At birth all bone marrow is red, however, as the dog ages, more of it is converted to yellow marrow. Yellow marrow is found in the medullar cavity, the central hollow cavity of long bones. When a dog is suffering with Panosteitis some of the yellow marrow is replaced by a tough fibrous tissue that ossifies into woven bone – on an x-ray this will show as a white “fuzzy” area. The woven bone can literally take over the cavity, causing extreme pain. Shifting lameness may be seen intermittently over a period of months whilst the dog’s bones are growing.
In the meantime, osteoblasts continue to lay down bone in the outer edges. As the process spreads to the end of the bones, blood vessels sprout at the top and bottom ends of the bones allowing further ossification to take place. These enable the formation of the epiphyses (the articular ends of the bone). Between the epiphyses and growing bone shaft a narrow band of original cartilage remains – the epiphyseal plate or growth plate. This allows the bone to lengthen as the dog continues to grow but once the animal has reached full size growth ceases and the cartilage is replaced by bone, closing the epiphyseal plate. Once this occurs the bone marrow normalises and dog will no longer suffer from Panosteitis.
A dog suffering with Panosteitis will often show sudden signs of lameness in one leg. This can suddenly shift to another leg, and this shifting lameness can continue over many months, often disappearing before reappearing some time later. The dog will show signs of severe pain and discomfort and there is often a fever associated with this condition. An x-ray can identify this condition.

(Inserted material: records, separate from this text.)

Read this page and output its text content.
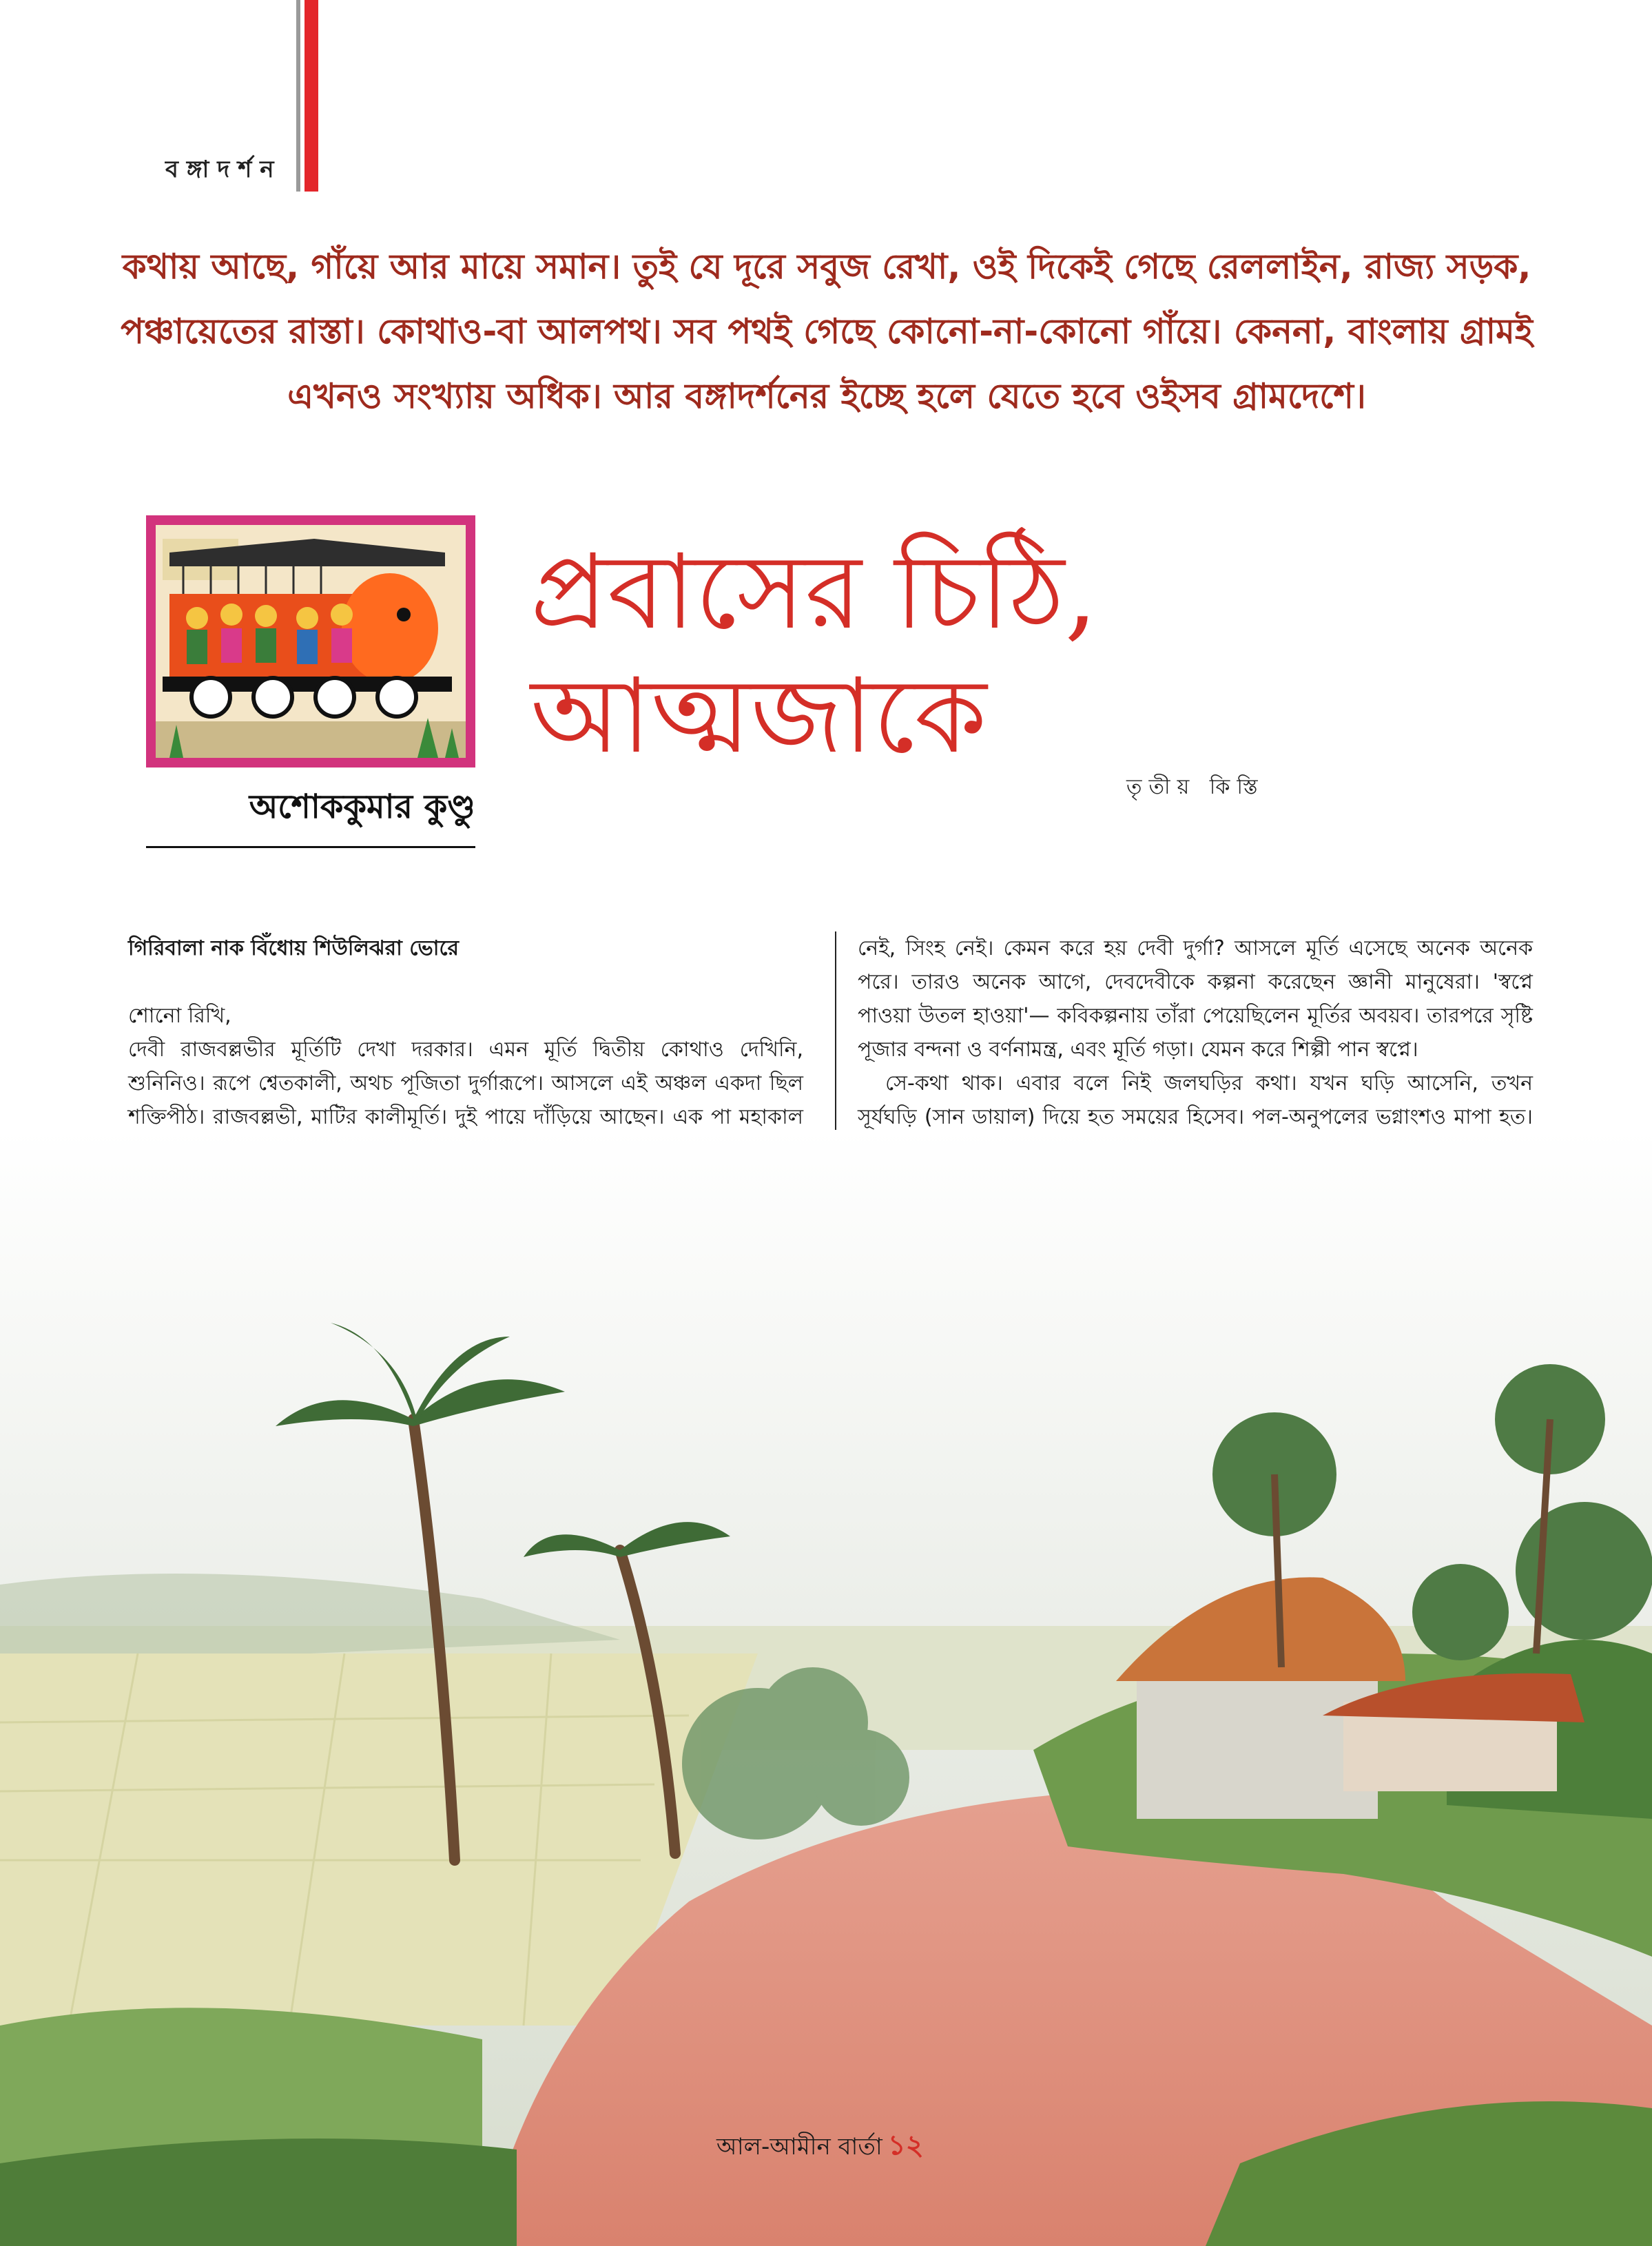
বঙ্গাদর্শন
কথায় আছে, গাঁয়ে আর মায়ে সমান। তুই যে দূরে সবুজ রেখা, ওই দিকেই গেছে রেললাইন, রাজ্য সড়ক, পঞ্চায়েতের রাস্তা। কোথাও-বা আলপথ। সব পথই গেছে কোনো-না-কোনো গাঁয়ে। কেননা, বাংলায় গ্রামই এখনও সংখ্যায় অধিক। আর বঙ্গাদর্শনের ইচ্ছে হলে যেতে হবে ওইসব গ্রামদেশে।
অশোককুমার কুণ্ডু
প্রবাসের চিঠি,
আত্মজাকে
তৃতীয় কিস্তি

গিরিবালা নাক বিঁধোয় শিউলিঝরা ভোরে

শোনো রিখি,

দেবী রাজবল্লভীর মূর্তিটি দেখা দরকার। এমন মূর্তি দ্বিতীয় কোথাও দেখিনি, শুনিনিও। রূপে শ্বেতকালী, অথচ পূজিতা দুর্গারূপে। আসলে এই অঞ্চল একদা ছিল শক্তিপীঠ। রাজবল্লভী, মাটির কালীমূর্তি। দুই পায়ে দাঁড়িয়ে আছেন। এক পা মহাকাল

নেই, সিংহ নেই। কেমন করে হয় দেবী দুর্গা? আসলে মূর্তি এসেছে অনেক অনেক পরে। তারও অনেক আগে, দেবদেবীকে কল্পনা করেছেন জ্ঞানী মানুষেরা। 'স্বপ্নে পাওয়া উতল হাওয়া'— কবিকল্পনায় তাঁরা পেয়েছিলেন মূর্তির অবয়ব। তারপরে সৃষ্টি পূজার বন্দনা ও বর্ণনামন্ত্র, এবং মূর্তি গড়া। যেমন করে শিল্পী পান স্বপ্নে।

সে-কথা থাক। এবার বলে নিই জলঘড়ির কথা। যখন ঘড়ি আসেনি, তখন সূর্যঘড়ি (সান ডায়াল) দিয়ে হত সময়ের হিসেব। পল-অনুপলের ভগ্নাংশও মাপা হত।

আল-আমীন বার্তা ১২
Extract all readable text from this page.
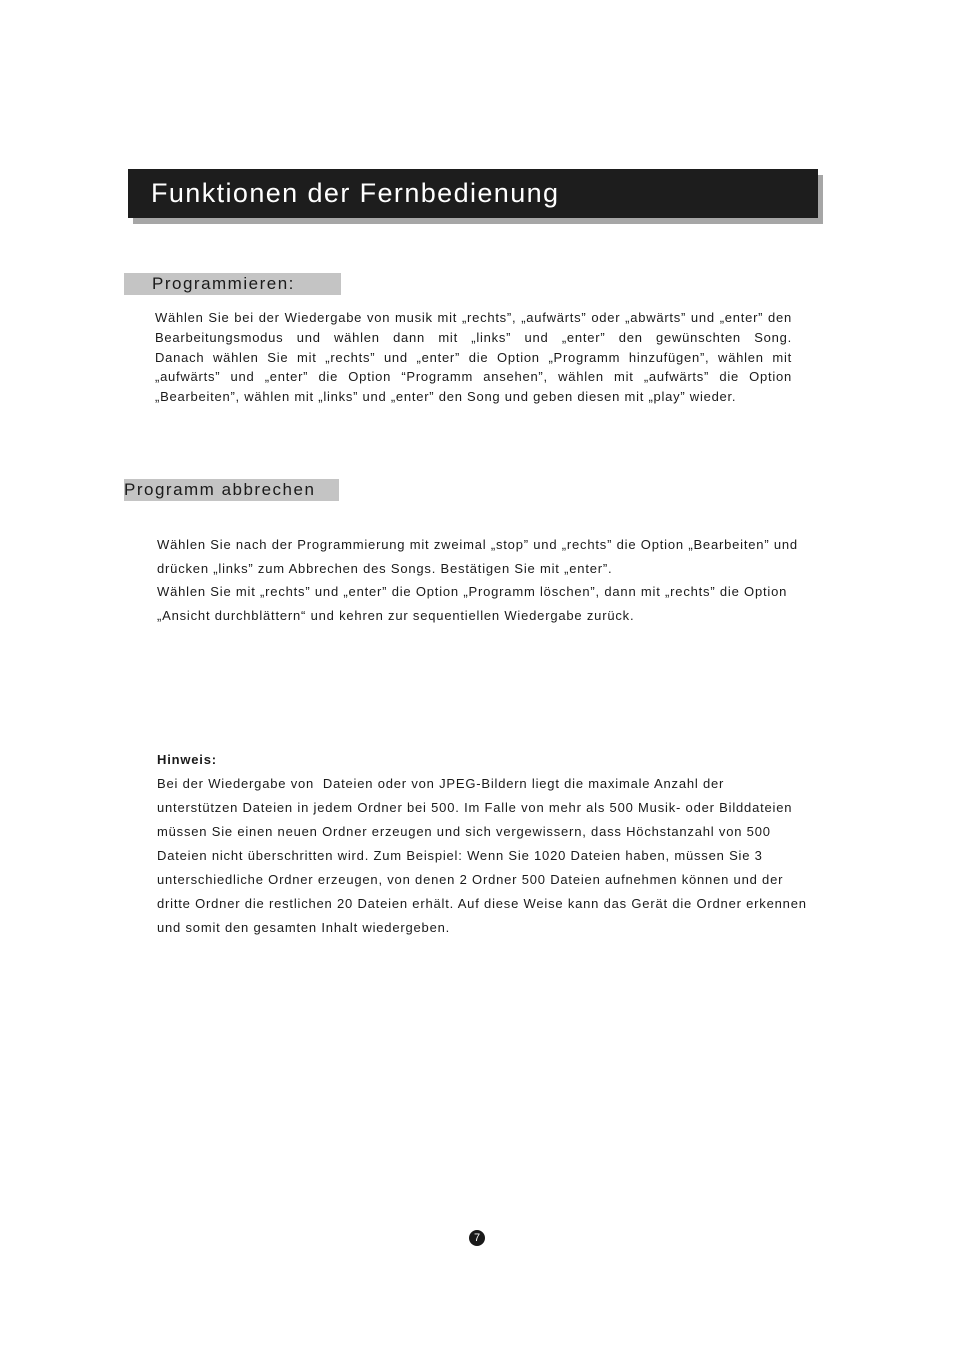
Funktionen der Fernbedienung
Programmieren:
Wählen Sie bei der Wiedergabe von musik mit „rechts”, „aufwärts” oder „abwärts” und „enter” den
Bearbeitungsmodus und wählen dann mit „links” und „enter” den gewünschten Song.
Danach wählen Sie mit „rechts” und „enter” die Option „Programm hinzufügen”, wählen mit
„aufwärts” und „enter” die Option “Programm ansehen”, wählen mit „aufwärts” die Option
„Bearbeiten”, wählen mit „links” und „enter” den Song und geben diesen mit „play” wieder.
Programm abbrechen
Wählen Sie nach der Programmierung mit zweimal „stop” und „rechts” die Option „Bearbeiten” und
drücken „links” zum Abbrechen des Songs. Bestätigen Sie mit „enter”.
Wählen Sie mit „rechts” und „enter” die Option „Programm löschen”, dann mit „rechts” die Option
„Ansicht durchblättern“ und kehren zur sequentiellen Wiedergabe zurück.
Hinweis:
Bei der Wiedergabe von  Dateien oder von JPEG-Bildern liegt die maximale Anzahl der
unterstützen Dateien in jedem Ordner bei 500. Im Falle von mehr als 500 Musik- oder Bilddateien
müssen Sie einen neuen Ordner erzeugen und sich vergewissern, dass Höchstanzahl von 500
Dateien nicht überschritten wird. Zum Beispiel: Wenn Sie 1020 Dateien haben, müssen Sie 3
unterschiedliche Ordner erzeugen, von denen 2 Ordner 500 Dateien aufnehmen können und der
dritte Ordner die restlichen 20 Dateien erhält. Auf diese Weise kann das Gerät die Ordner erkennen
und somit den gesamten Inhalt wiedergeben.
7
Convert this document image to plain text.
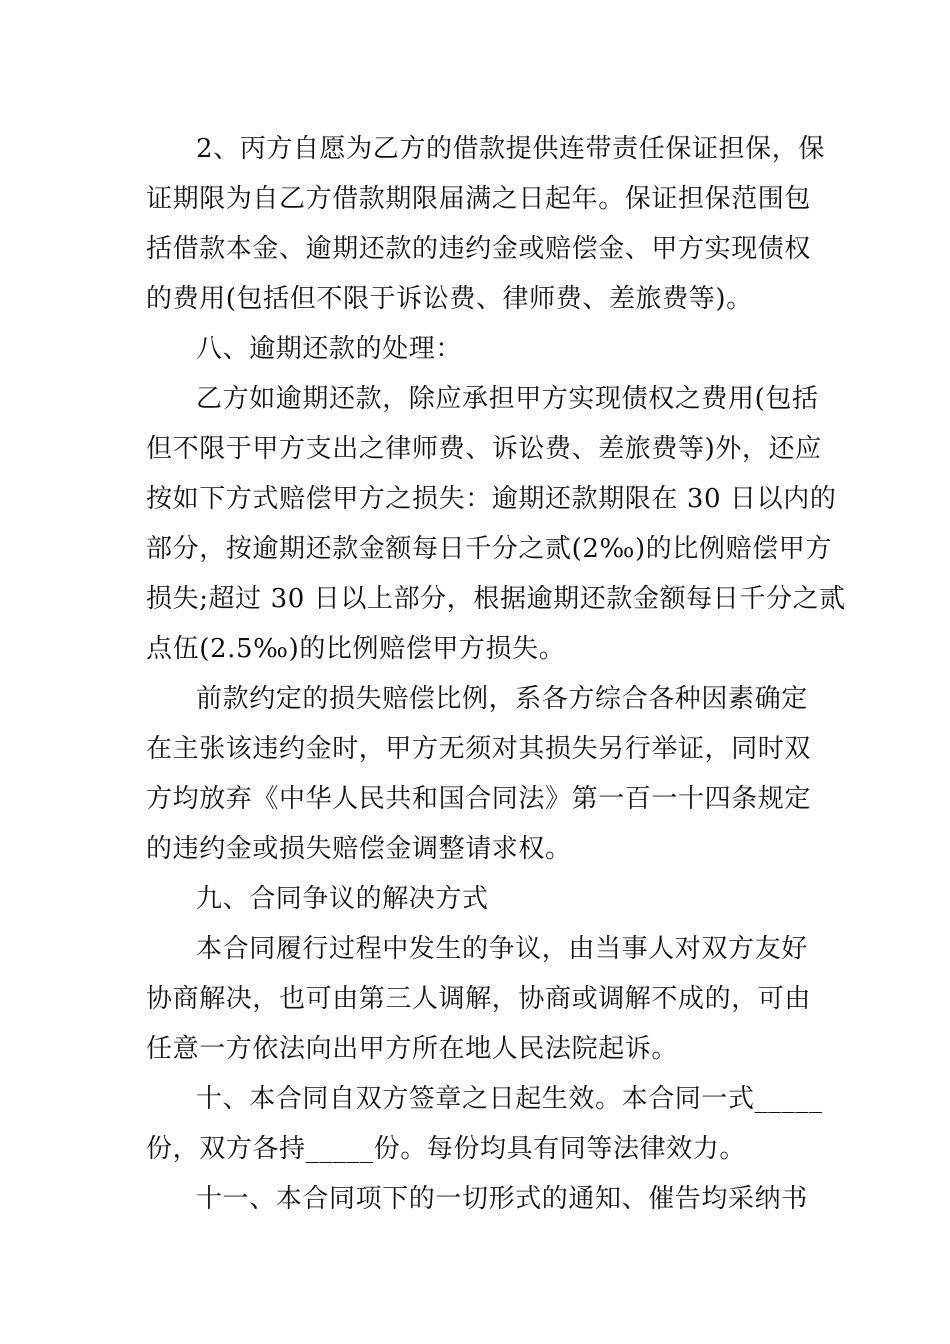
2、丙方自愿为乙方的借款提供连带责任保证担保，保
证期限为自乙方借款期限届满之日起年。保证担保范围包
括借款本金、逾期还款的违约金或赔偿金、甲方实现债权
的费用(包括但不限于诉讼费、律师费、差旅费等)。
八、逾期还款的处理：
乙方如逾期还款，除应承担甲方实现债权之费用(包括
但不限于甲方支出之律师费、诉讼费、差旅费等)外，还应
按如下方式赔偿甲方之损失：逾期还款期限在 30 日以内的
部分，按逾期还款金额每日千分之贰(2‰)的比例赔偿甲方
损失;超过 30 日以上部分，根据逾期还款金额每日千分之贰
点伍(2.5‰)的比例赔偿甲方损失。
前款约定的损失赔偿比例，系各方综合各种因素确定
在主张该违约金时，甲方无须对其损失另行举证，同时双
方均放弃《中华人民共和国合同法》第一百一十四条规定
的违约金或损失赔偿金调整请求权。
九、合同争议的解决方式
本合同履行过程中发生的争议，由当事人对双方友好
协商解决，也可由第三人调解，协商或调解不成的，可由
任意一方依法向出甲方所在地人民法院起诉。
十、本合同自双方签章之日起生效。本合同一式_____
份，双方各持_____份。每份均具有同等法律效力。
十一、本合同项下的一切形式的通知、催告均采纳书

How may Therapeutic Canine Massage Help?
- It increases blood circulation therefore nourishing the skeletal cells and speeding up the body’s natural healing process
- It improves muscle tone and balance therefore reducing physical stress placed on bones and joints, and helps to decrease inflammation
- Assists with posture awareness and body alignment preventing the dog from developing gait/movement or postural irregularities and Myofascaial issues due to overcompensation
- Prevents and resolves Trigger Points (hyper irritable bands or ‘knots’ within the muscle where the fascia becomes adhered) and wide radiating Myofascial pain, directly linked to multiple Trigger Points and restricted Fascia (the internal connective tissue that covers every part of the body including muscles, organs, nerves, blood vessels). If left untreated these can lead to additional discomfort and postural issues
Day to Day Care & Management
Panosteitis is self limiting meaning that it will eventually resolve itself. However it is a painful and debilitating condition and may require pain relief. Massage is an ideal treatment to help with the pain relief, and due to the shifting lameness seen in dogs with this condition, can also help with muscular stress caused by over compensation.